Vue du CES Public Édouard Ekogha et le bureau calciné. © D.R.

 

17 mars noir pour le Collège d’enseignement supérieur (CES) Édouard Ekogha. Situé dans le deuxième arrondissement de la Commune d’Oyem, dans le nord du Gabon, cet établissement public a pris feu aux environs de 6h du matin. «Le bâtiment abritant les bureaux administratifs du CES public Édouard Ekogha Mengue à pris feu ce matin. On compte d’énormes dégâts parmi lesquels tous les documents administratifs permettant l’évaluation des notes des élèves pour le compte de ce trimestre», ont informé sur les réseaux sociaux, les élèves de cet établissement.

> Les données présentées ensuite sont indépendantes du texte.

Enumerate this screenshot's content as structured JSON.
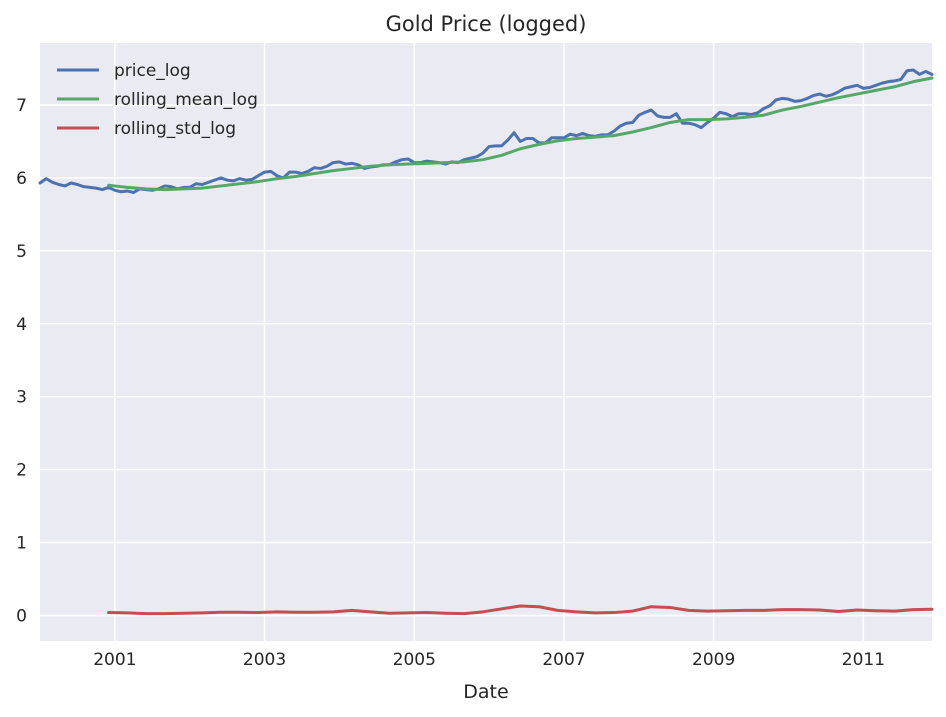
{
  "chart_data": {
    "type": "line",
    "title": "Gold Price (logged)",
    "xlabel": "Date",
    "ylabel": "",
    "x_range": [
      "2000-01",
      "2011-12"
    ],
    "ylim": [
      -0.35,
      7.85
    ],
    "x_ticks": [
      2001,
      2003,
      2005,
      2007,
      2009,
      2011
    ],
    "x_tick_labels": [
      "2001",
      "2003",
      "2005",
      "2007",
      "2009",
      "2011"
    ],
    "y_ticks": [
      0,
      1,
      2,
      3,
      4,
      5,
      6,
      7
    ],
    "y_tick_labels": [
      "0",
      "1",
      "2",
      "3",
      "4",
      "5",
      "6",
      "7"
    ],
    "grid": true,
    "legend_position": "top-left",
    "background_color": "#eaeaf2",
    "series": [
      {
        "name": "price_log",
        "color": "#4c72b0",
        "points": [
          [
            "2000-01",
            5.93
          ],
          [
            "2000-02",
            5.99
          ],
          [
            "2000-03",
            5.94
          ],
          [
            "2000-04",
            5.91
          ],
          [
            "2000-05",
            5.89
          ],
          [
            "2000-06",
            5.93
          ],
          [
            "2000-07",
            5.91
          ],
          [
            "2000-08",
            5.88
          ],
          [
            "2000-09",
            5.87
          ],
          [
            "2000-10",
            5.86
          ],
          [
            "2000-11",
            5.84
          ],
          [
            "2000-12",
            5.87
          ],
          [
            "2001-01",
            5.83
          ],
          [
            "2001-02",
            5.81
          ],
          [
            "2001-03",
            5.82
          ],
          [
            "2001-04",
            5.8
          ],
          [
            "2001-05",
            5.85
          ],
          [
            "2001-06",
            5.84
          ],
          [
            "2001-07",
            5.83
          ],
          [
            "2001-08",
            5.85
          ],
          [
            "2001-09",
            5.89
          ],
          [
            "2001-10",
            5.88
          ],
          [
            "2001-11",
            5.85
          ],
          [
            "2001-12",
            5.87
          ],
          [
            "2002-01",
            5.87
          ],
          [
            "2002-02",
            5.92
          ],
          [
            "2002-03",
            5.91
          ],
          [
            "2002-04",
            5.94
          ],
          [
            "2002-05",
            5.97
          ],
          [
            "2002-06",
            6.0
          ],
          [
            "2002-07",
            5.97
          ],
          [
            "2002-08",
            5.96
          ],
          [
            "2002-09",
            5.99
          ],
          [
            "2002-10",
            5.97
          ],
          [
            "2002-11",
            5.98
          ],
          [
            "2002-12",
            6.03
          ],
          [
            "2003-01",
            6.08
          ],
          [
            "2003-02",
            6.09
          ],
          [
            "2003-03",
            6.03
          ],
          [
            "2003-04",
            6.0
          ],
          [
            "2003-05",
            6.08
          ],
          [
            "2003-06",
            6.08
          ],
          [
            "2003-07",
            6.06
          ],
          [
            "2003-08",
            6.09
          ],
          [
            "2003-09",
            6.14
          ],
          [
            "2003-10",
            6.13
          ],
          [
            "2003-11",
            6.16
          ],
          [
            "2003-12",
            6.21
          ],
          [
            "2004-01",
            6.22
          ],
          [
            "2004-02",
            6.19
          ],
          [
            "2004-03",
            6.2
          ],
          [
            "2004-04",
            6.18
          ],
          [
            "2004-05",
            6.13
          ],
          [
            "2004-06",
            6.15
          ],
          [
            "2004-07",
            6.16
          ],
          [
            "2004-08",
            6.18
          ],
          [
            "2004-09",
            6.18
          ],
          [
            "2004-10",
            6.22
          ],
          [
            "2004-11",
            6.25
          ],
          [
            "2004-12",
            6.26
          ],
          [
            "2005-01",
            6.21
          ],
          [
            "2005-02",
            6.21
          ],
          [
            "2005-03",
            6.23
          ],
          [
            "2005-04",
            6.22
          ],
          [
            "2005-05",
            6.21
          ],
          [
            "2005-06",
            6.19
          ],
          [
            "2005-07",
            6.22
          ],
          [
            "2005-08",
            6.21
          ],
          [
            "2005-09",
            6.25
          ],
          [
            "2005-10",
            6.27
          ],
          [
            "2005-11",
            6.29
          ],
          [
            "2005-12",
            6.34
          ],
          [
            "2006-01",
            6.43
          ],
          [
            "2006-02",
            6.44
          ],
          [
            "2006-03",
            6.44
          ],
          [
            "2006-04",
            6.52
          ],
          [
            "2006-05",
            6.62
          ],
          [
            "2006-06",
            6.5
          ],
          [
            "2006-07",
            6.54
          ],
          [
            "2006-08",
            6.54
          ],
          [
            "2006-09",
            6.48
          ],
          [
            "2006-10",
            6.48
          ],
          [
            "2006-11",
            6.55
          ],
          [
            "2006-12",
            6.55
          ],
          [
            "2007-01",
            6.55
          ],
          [
            "2007-02",
            6.6
          ],
          [
            "2007-03",
            6.58
          ],
          [
            "2007-04",
            6.61
          ],
          [
            "2007-05",
            6.58
          ],
          [
            "2007-06",
            6.57
          ],
          [
            "2007-07",
            6.59
          ],
          [
            "2007-08",
            6.59
          ],
          [
            "2007-09",
            6.64
          ],
          [
            "2007-10",
            6.71
          ],
          [
            "2007-11",
            6.75
          ],
          [
            "2007-12",
            6.76
          ],
          [
            "2008-01",
            6.86
          ],
          [
            "2008-02",
            6.9
          ],
          [
            "2008-03",
            6.93
          ],
          [
            "2008-04",
            6.85
          ],
          [
            "2008-05",
            6.83
          ],
          [
            "2008-06",
            6.83
          ],
          [
            "2008-07",
            6.88
          ],
          [
            "2008-08",
            6.75
          ],
          [
            "2008-09",
            6.75
          ],
          [
            "2008-10",
            6.73
          ],
          [
            "2008-11",
            6.69
          ],
          [
            "2008-12",
            6.76
          ],
          [
            "2009-01",
            6.82
          ],
          [
            "2009-02",
            6.9
          ],
          [
            "2009-03",
            6.88
          ],
          [
            "2009-04",
            6.84
          ],
          [
            "2009-05",
            6.88
          ],
          [
            "2009-06",
            6.88
          ],
          [
            "2009-07",
            6.87
          ],
          [
            "2009-08",
            6.89
          ],
          [
            "2009-09",
            6.95
          ],
          [
            "2009-10",
            6.99
          ],
          [
            "2009-11",
            7.07
          ],
          [
            "2009-12",
            7.09
          ],
          [
            "2010-01",
            7.08
          ],
          [
            "2010-02",
            7.05
          ],
          [
            "2010-03",
            7.06
          ],
          [
            "2010-04",
            7.09
          ],
          [
            "2010-05",
            7.13
          ],
          [
            "2010-06",
            7.15
          ],
          [
            "2010-07",
            7.12
          ],
          [
            "2010-08",
            7.14
          ],
          [
            "2010-09",
            7.18
          ],
          [
            "2010-10",
            7.23
          ],
          [
            "2010-11",
            7.25
          ],
          [
            "2010-12",
            7.27
          ],
          [
            "2011-01",
            7.23
          ],
          [
            "2011-02",
            7.24
          ],
          [
            "2011-03",
            7.27
          ],
          [
            "2011-04",
            7.3
          ],
          [
            "2011-05",
            7.32
          ],
          [
            "2011-06",
            7.33
          ],
          [
            "2011-07",
            7.35
          ],
          [
            "2011-08",
            7.47
          ],
          [
            "2011-09",
            7.48
          ],
          [
            "2011-10",
            7.42
          ],
          [
            "2011-11",
            7.46
          ],
          [
            "2011-12",
            7.42
          ]
        ]
      },
      {
        "name": "rolling_mean_log",
        "color": "#55a868",
        "points": [
          [
            "2000-12",
            5.9
          ],
          [
            "2001-01",
            5.89
          ],
          [
            "2001-03",
            5.87
          ],
          [
            "2001-06",
            5.85
          ],
          [
            "2001-09",
            5.84
          ],
          [
            "2001-12",
            5.85
          ],
          [
            "2002-03",
            5.86
          ],
          [
            "2002-06",
            5.89
          ],
          [
            "2002-09",
            5.92
          ],
          [
            "2002-12",
            5.95
          ],
          [
            "2003-03",
            5.99
          ],
          [
            "2003-06",
            6.02
          ],
          [
            "2003-09",
            6.06
          ],
          [
            "2003-12",
            6.1
          ],
          [
            "2004-03",
            6.13
          ],
          [
            "2004-06",
            6.16
          ],
          [
            "2004-09",
            6.18
          ],
          [
            "2004-12",
            6.19
          ],
          [
            "2005-03",
            6.2
          ],
          [
            "2005-06",
            6.21
          ],
          [
            "2005-09",
            6.22
          ],
          [
            "2005-12",
            6.25
          ],
          [
            "2006-03",
            6.31
          ],
          [
            "2006-06",
            6.4
          ],
          [
            "2006-09",
            6.46
          ],
          [
            "2006-12",
            6.51
          ],
          [
            "2007-03",
            6.54
          ],
          [
            "2007-06",
            6.56
          ],
          [
            "2007-09",
            6.58
          ],
          [
            "2007-12",
            6.63
          ],
          [
            "2008-03",
            6.69
          ],
          [
            "2008-06",
            6.76
          ],
          [
            "2008-09",
            6.8
          ],
          [
            "2008-12",
            6.8
          ],
          [
            "2009-03",
            6.81
          ],
          [
            "2009-06",
            6.83
          ],
          [
            "2009-09",
            6.86
          ],
          [
            "2009-12",
            6.93
          ],
          [
            "2010-03",
            6.98
          ],
          [
            "2010-06",
            7.04
          ],
          [
            "2010-09",
            7.1
          ],
          [
            "2010-12",
            7.15
          ],
          [
            "2011-03",
            7.2
          ],
          [
            "2011-06",
            7.25
          ],
          [
            "2011-09",
            7.32
          ],
          [
            "2011-12",
            7.37
          ]
        ]
      },
      {
        "name": "rolling_std_log",
        "color": "#c44e52",
        "points": [
          [
            "2000-12",
            0.04
          ],
          [
            "2001-03",
            0.035
          ],
          [
            "2001-06",
            0.025
          ],
          [
            "2001-09",
            0.025
          ],
          [
            "2001-12",
            0.03
          ],
          [
            "2002-03",
            0.035
          ],
          [
            "2002-06",
            0.045
          ],
          [
            "2002-09",
            0.045
          ],
          [
            "2002-12",
            0.04
          ],
          [
            "2003-03",
            0.05
          ],
          [
            "2003-06",
            0.045
          ],
          [
            "2003-09",
            0.045
          ],
          [
            "2003-12",
            0.05
          ],
          [
            "2004-03",
            0.07
          ],
          [
            "2004-06",
            0.05
          ],
          [
            "2004-09",
            0.03
          ],
          [
            "2004-12",
            0.035
          ],
          [
            "2005-03",
            0.04
          ],
          [
            "2005-06",
            0.03
          ],
          [
            "2005-09",
            0.025
          ],
          [
            "2005-12",
            0.05
          ],
          [
            "2006-03",
            0.09
          ],
          [
            "2006-06",
            0.13
          ],
          [
            "2006-09",
            0.12
          ],
          [
            "2006-12",
            0.07
          ],
          [
            "2007-03",
            0.05
          ],
          [
            "2007-06",
            0.035
          ],
          [
            "2007-09",
            0.04
          ],
          [
            "2007-12",
            0.06
          ],
          [
            "2008-03",
            0.12
          ],
          [
            "2008-06",
            0.11
          ],
          [
            "2008-09",
            0.07
          ],
          [
            "2008-12",
            0.06
          ],
          [
            "2009-03",
            0.065
          ],
          [
            "2009-06",
            0.07
          ],
          [
            "2009-09",
            0.07
          ],
          [
            "2009-12",
            0.08
          ],
          [
            "2010-03",
            0.08
          ],
          [
            "2010-06",
            0.075
          ],
          [
            "2010-09",
            0.055
          ],
          [
            "2010-12",
            0.075
          ],
          [
            "2011-03",
            0.065
          ],
          [
            "2011-06",
            0.06
          ],
          [
            "2011-09",
            0.08
          ],
          [
            "2011-12",
            0.085
          ]
        ]
      }
    ]
  }
}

Remarquant la montée des flammes, les habitants du quartier vont défoncer le portail et alerter les pompiers pour circonscrire le feu, mais aussi, les responsables de l’établissement pour constater les dégâts. «On nous a appelés au téléphone pour nous apprendre que le collège était en train de brûler. En arrivant sur place, nous avons constaté effectivement que mon bureau était totalement brûlé, calciné par des flammes», a déclaré le directeur des études du collège, affirmant que les flammes partaient du rideau arrière de son bureau à l’avant.

«Nous avons constaté qu’il y avait des tiges d’allumettes qui trainaient, qui jonchaient le sol, à l’extérieur des bureaux. Mon bureau a totalement brûlé et le bureau du principal partiellement brûlé», a précisé Anaclet Ondo Ndong. Les causes de cet incendie, le 3e du genre dans cet établissement public, restent pour l’heure inconnues à Oyem. Mais certains affirment que depuis quelque temps, des «tracts subversifs» étaient affichés dans l’établissement.

Ce qui, en plus des tiges d’allumettes retrouvées sur les lieux, fait croire à un incendie criminel. «Ce que je sais, c’est qu’on a constaté que les bureaux et tous les documents ont brûlé. Au regard des tiges d’allumettes, je ne saurai quoi vous dire, mais ça me fait plutôt penser que c’est quelqu’un qui l’a fait», a regretté Anaclet Ondo Ndong. L’incendie intervient alors que le gouvernement a imposé la fermeture des établissements sur l’ensemble du territoire, pour prévenir la propagation du Coronavirus dans le pays.